Gravity duals of boundary cones

TL;DR

This paper explores gravity duals of boundary cones related to Renyi entropies, constructing new solutions for complex shapes and analyzing their properties and implications for holographic entropy calculations.

Contribution

It introduces new bulk solutions for conical singularities of arbitrary shapes in holography, extending previous known solutions and analyzing their properties and implications.

Findings

Reproduces known logarithmic divergence structures of Renyi entropies.

Constructs new perturbative solutions for non-spherical conical singularities.

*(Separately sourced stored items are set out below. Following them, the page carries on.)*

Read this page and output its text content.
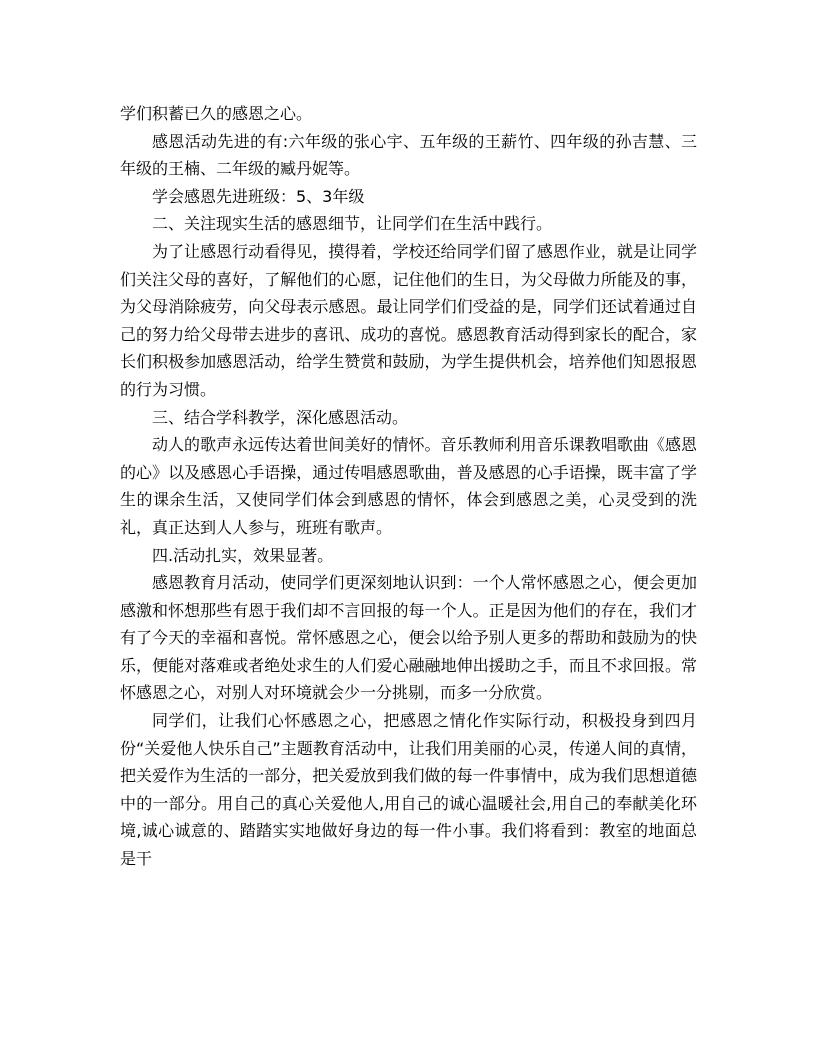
学们积蓄已久的感恩之心。

感恩活动先进的有:六年级的张心宇、五年级的王薪竹、四年级的孙吉慧、三年级的王楠、二年级的臧丹妮等。

学会感恩先进班级：5、3年级

二、关注现实生活的感恩细节，让同学们在生活中践行。

为了让感恩行动看得见，摸得着，学校还给同学们留了感恩作业，就是让同学们关注父母的喜好，了解他们的心愿，记住他们的生日，为父母做力所能及的事，为父母消除疲劳，向父母表示感恩。最让同学们们受益的是，同学们还试着通过自己的努力给父母带去进步的喜讯、成功的喜悦。感恩教育活动得到家长的配合，家长们积极参加感恩活动，给学生赞赏和鼓励，为学生提供机会，培养他们知恩报恩的行为习惯。

三、结合学科教学，深化感恩活动。

动人的歌声永远传达着世间美好的情怀。音乐教师利用音乐课教唱歌曲《感恩的心》以及感恩心手语操，通过传唱感恩歌曲，普及感恩的心手语操，既丰富了学生的课余生活，又使同学们体会到感恩的情怀，体会到感恩之美，心灵受到的洗礼，真正达到人人参与，班班有歌声。

四.活动扎实，效果显著。

感恩教育月活动，使同学们更深刻地认识到：一个人常怀感恩之心，便会更加感激和怀想那些有恩于我们却不言回报的每一个人。正是因为他们的存在，我们才有了今天的幸福和喜悦。常怀感恩之心，便会以给予别人更多的帮助和鼓励为的快乐，便能对落难或者绝处求生的人们爱心融融地伸出援助之手，而且不求回报。常怀感恩之心，对别人对环境就会少一分挑剔，而多一分欣赏。

同学们，让我们心怀感恩之心，把感恩之情化作实际行动，积极投身到四月份“关爱他人快乐自己”主题教育活动中，让我们用美丽的心灵，传递人间的真情，把关爱作为生活的一部分，把关爱放到我们做的每一件事情中，成为我们思想道德中的一部分。用自己的真心关爱他人,用自己的诚心温暖社会,用自己的奉献美化环境,诚心诚意的、踏踏实实地做好身边的每一件小事。我们将看到：教室的地面总是干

Supports a non-minimal resolution to the splitting problem in higher-derivative theories.

Abstract

The replica trick defines Renyi entropies as partition functions on conically singular geometries. We discuss their gravity duals: regular bulk solutions to the Einstein equations inducing conically singular metrics at the boundary. When the conical singularity is supported on a flat or spherical surface, these solutions are rewritings of the hyperbolic black hole. For more general shapes, these solutions are new. We construct them perturbatively in a double expansion in the distance and strength of the conical singularity, and extract the vacuum polarisation due to the cone. Recent results about the structure of logarithmic divergences of Renyi entropies are reproduced ---in particular, $f_b\neq f_c$. We discuss in detail the dynamical resolution of the singularity in the bulk. This resolution is in agreement with a previous proposal, and indicates a non-minimal settling to the `splitting problem': an apparent ambiguity in the holographic entropy formula of certain theories with higher derivatives.